Dunkle Wolken über dem Opel-Werk in Rüsselsheim

© APA/dpa/Frank Rumpenhorst

Abgaswerte
10/18/2016

Diesel-Affäre: Jetzt drohen auch Opel Klagen

Der Rückruf bei VW läuft hierzulande im Schneckentempo. Indes wehrt sich Opel gegen Abgas-Vorwürfe der Deutschen Umwelthilfe.

von Kid Möchel

Der Abgasskandal bei Dieselfahrzeugen des VW-Konzerns wird die heimischen Werkstätten noch länger beschäftigen. Denn das deutsche Kraftfahrtbundesamt hat erst 107.000 der 388.000 in Österreich betroffenen Fahrzeuge für den Rückruf freigegeben. Rund 56.700 Pkw wurden schon nachgerüstet. Das ist etwas mehr als ein Siebtel aller heimischen Dieselgate-Fahrzeuge.

Rückruf im Schneckentempo

"VW plant, bis Jahresende technischen Lösungen für alle betroffenen Fahrzeuge verfügbar zu haben und dafür auch die technische Freigabe zu erhalten", sagt Richard Mieling, Sprecher des Salzburger Generalimporteurs Porsche Holding, zum KURIER. "Der Rückrufprozess wird damit noch in das Jahr 2017 hineinreichen und aus heutiger Sicht zumindest bis Jahresmitte 2017 laufen."

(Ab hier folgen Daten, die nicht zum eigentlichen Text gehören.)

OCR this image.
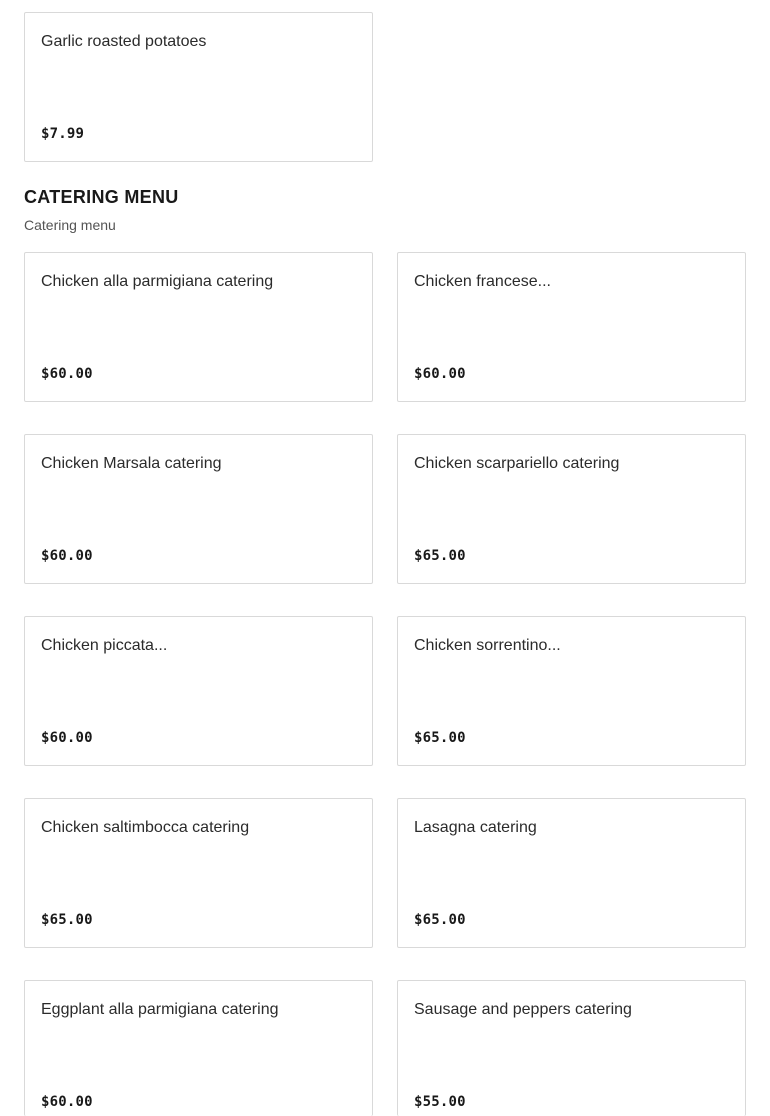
Garlic roasted potatoes
$7.99
CATERING MENU

Catering menu

Chicken alla parmigiana catering
$60.00
Chicken francese...
$60.00
Chicken Marsala catering
$60.00
Chicken scarpariello catering
$65.00
Chicken piccata...
$60.00
Chicken sorrentino...
$65.00
Chicken saltimbocca catering
$65.00
Lasagna catering
$65.00
Eggplant alla parmigiana catering
$60.00
Sausage and peppers catering
$55.00
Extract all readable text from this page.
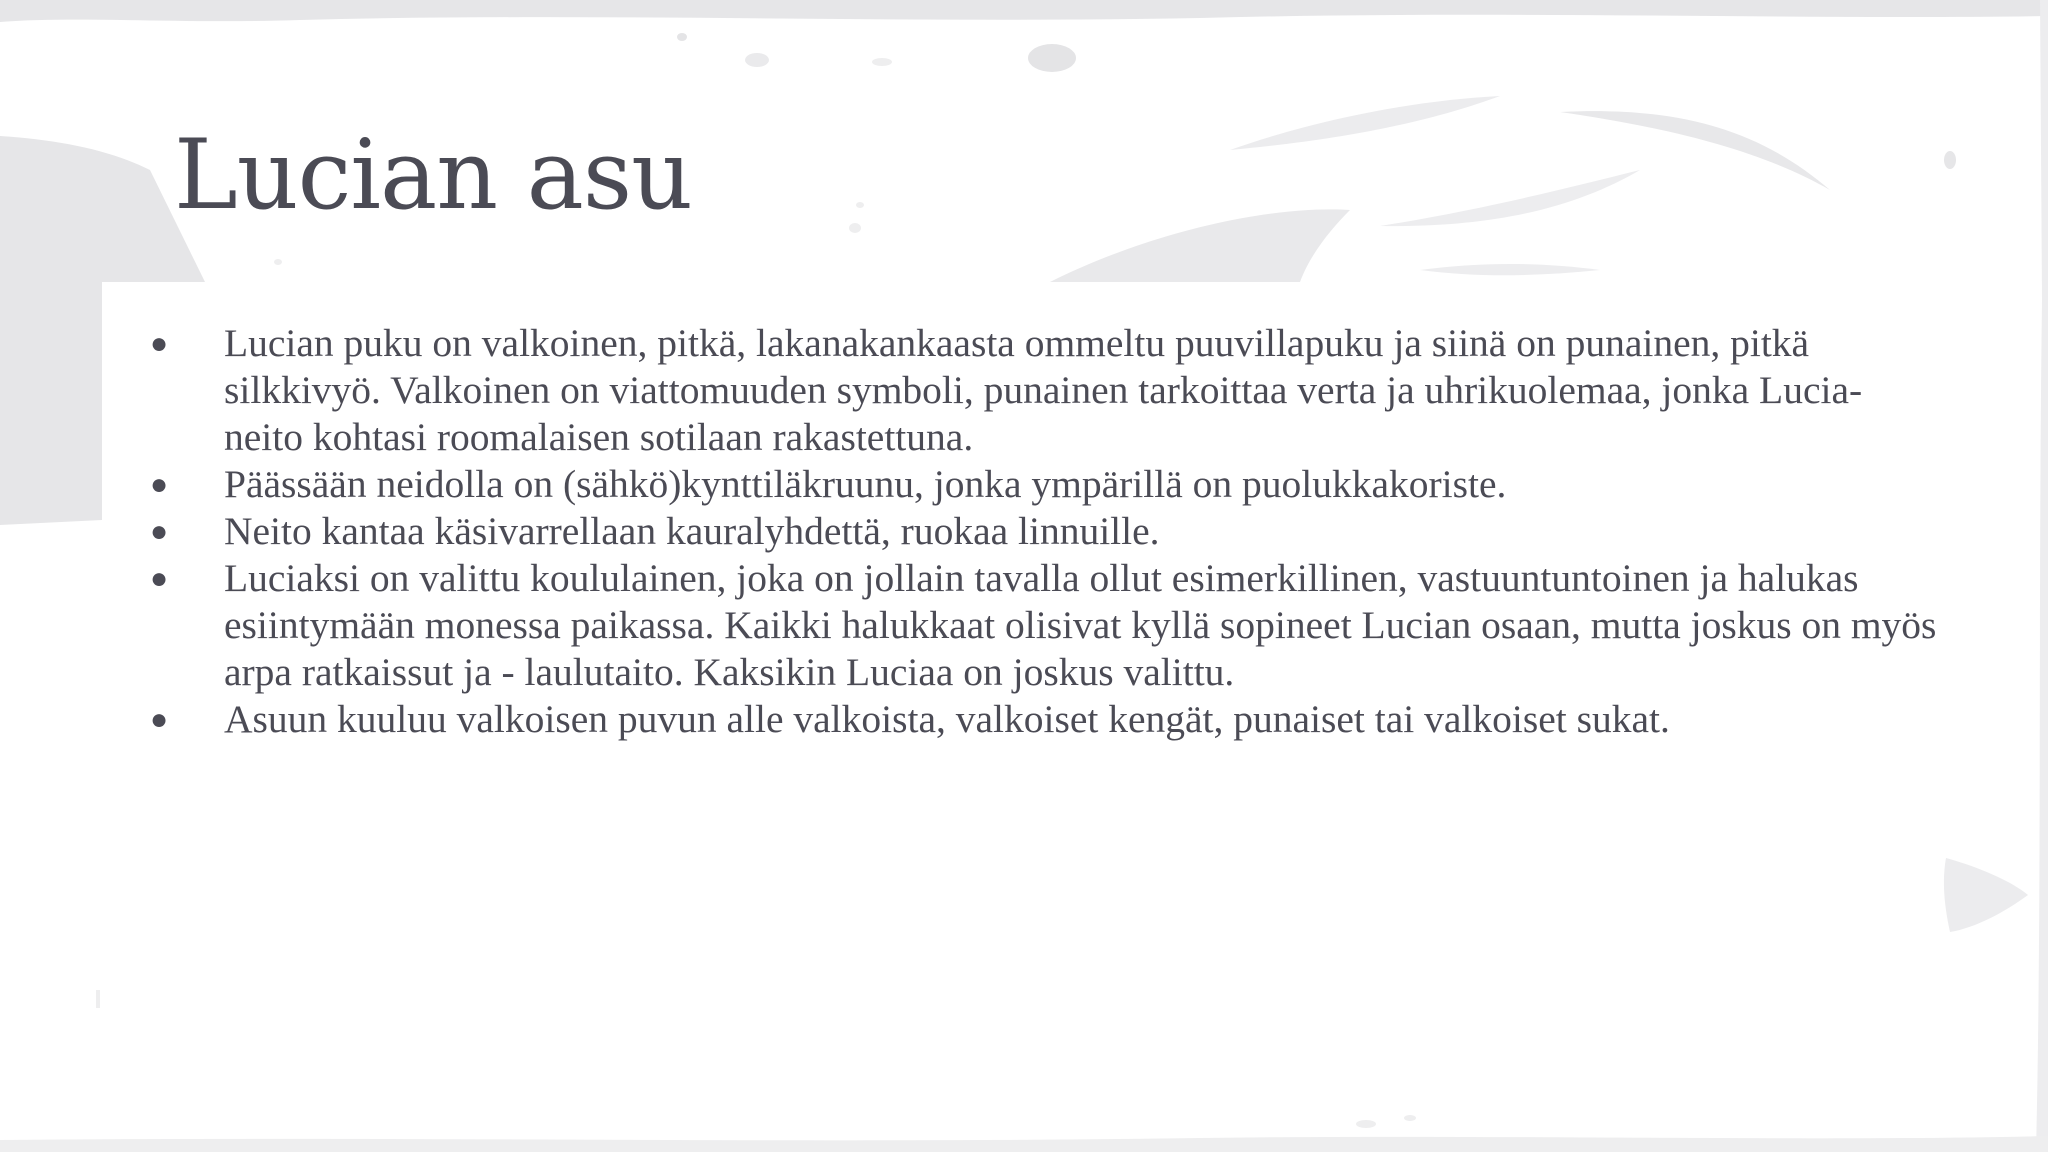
Lucian asu
● Lucian puku on valkoinen, pitkä, lakanakankaasta ommeltu puuvillapuku ja siinä on punainen, pitkä silkkivyö. Valkoinen on viattomuuden symboli, punainen tarkoittaa verta ja uhrikuolemaa, jonka Lucia-neito kohtasi roomalaisen sotilaan rakastettuna.
● Päässään neidolla on (sähkö)kynttiläkruunu, jonka ympärillä on puolukkakoriste.
● Neito kantaa käsivarrellaan kauralyhdettä, ruokaa linnuille.
● Luciaksi on valittu koululainen, joka on jollain tavalla ollut esimerkillinen, vastuuntuntoinen ja halukas esiintymään monessa paikassa. Kaikki halukkaat olisivat kyllä sopineet Lucian osaan, mutta joskus on myös arpa ratkaissut ja - laulutaito. Kaksikin Luciaa on joskus valittu.
● Asuun kuuluu valkoisen puvun alle valkoista, valkoiset kengät, punaiset tai valkoiset sukat.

Branchenkenner rechnen damit, dass der Rückruf noch bis Ende 2017 dauern wird. Der zeitliche Verzug erklärt sich dadurch, dass VW für mehrere Hundert Modellvarianten ihrer fünf betroffenen Marken Audi, Seat, Skoda, Porsche und VW dem Kraftfahrtbundesamt in Flensburg eigene technische Lösungen liefern muss.

Doch nicht nur bei VW-Fahrzeugen sind die Abgaswerte (Stickoxide) überhöht. Wurde bei VW die Software manipuliert, um bei Abgastests den Stickoxidausstoß automatisch herunterzufahren, so wird bei Pkw anderer Hersteller die Abgasreinigung bei bestimmten Außentemperaturen oder bei bestimmten Luftdruck-Werten abgeschaltet – angeblich zum Schutz der Motoren. "VW ist nicht der schlimmste Abgassünder", sagt Jürgen Resch, Chef und Abgasexperte des Vereins Deutsche Umwelthilfe (DUH), zum KURIER.

Klagen gegen Opel

Einige Hersteller sind der Ansicht, dass sie nur unter Prüfbedingungen die Abgas-Werte einhalten müssen. "Die häufigste Abschaltung erfolgt bei einer bestimmten Temperatur, bei Opel bei weniger als 17 Grad und mehr als 33 Grad Celsius", sagt Jürgen Resch.

Der Verein startet nun Klagen gegen verschiedene Opel-Modelle wie den Insignia. "Mit dem Ziel, dass der Europäische Gerichtshof klärt, was heißt, die Abgasreinigung muss im normalen Gebrauch funktionieren", sagt Resch zum KURIER. "Wir werden Opel auch klagen, damit die Typzulassung für die Modelle Insignia und Zafira entzogen wird." Nachsatz: "Unserer Ansicht nach müssen die Prüfwerte nicht nur im Labor, sondern auf der Straße erreicht werden." Die Abgasreinigungsanlagen müssen laut Resch im normalen Gebrauch wirksam sein.

Opel wehrt sich

"Die Anschuldigung, dass Opel eine illegale Abschaltvorrichtung einsetzt, hat keine Grundlage", kontert ein Opel-Sprecher. Seit August 2016 komme bei den Zwei-Liter-Versionen der Modelle Insignia, Cascada und Zafira ein Software-Update zum Einsatz. Die Abgasreinigung wird bei den neuen Modellen nicht mehr wie üblich im Temperaturbereich unter 17 Grad und mehr als 33 Grad Celsius abgeschaltet, sondern arbeitet von minus acht bis plus 50 Grad. Zugleich wird die Abgasreinigung bei mehr als 145 Stundenkilometern nicht mehr abgeschaltet.

Auch bei Fiat soll es eine Temperaturschwelle geben, bei der die Abgasreinigung abgedreht wird. Resch: "Die italienischen Behörden sagen, die durchschnittliche Fahrzeit beträgt 20 Minuten und wenn ein Fiat nach 21 Minuten 40 Sekunden die Abgasreinigung abschaltet, sei das in Ordnung."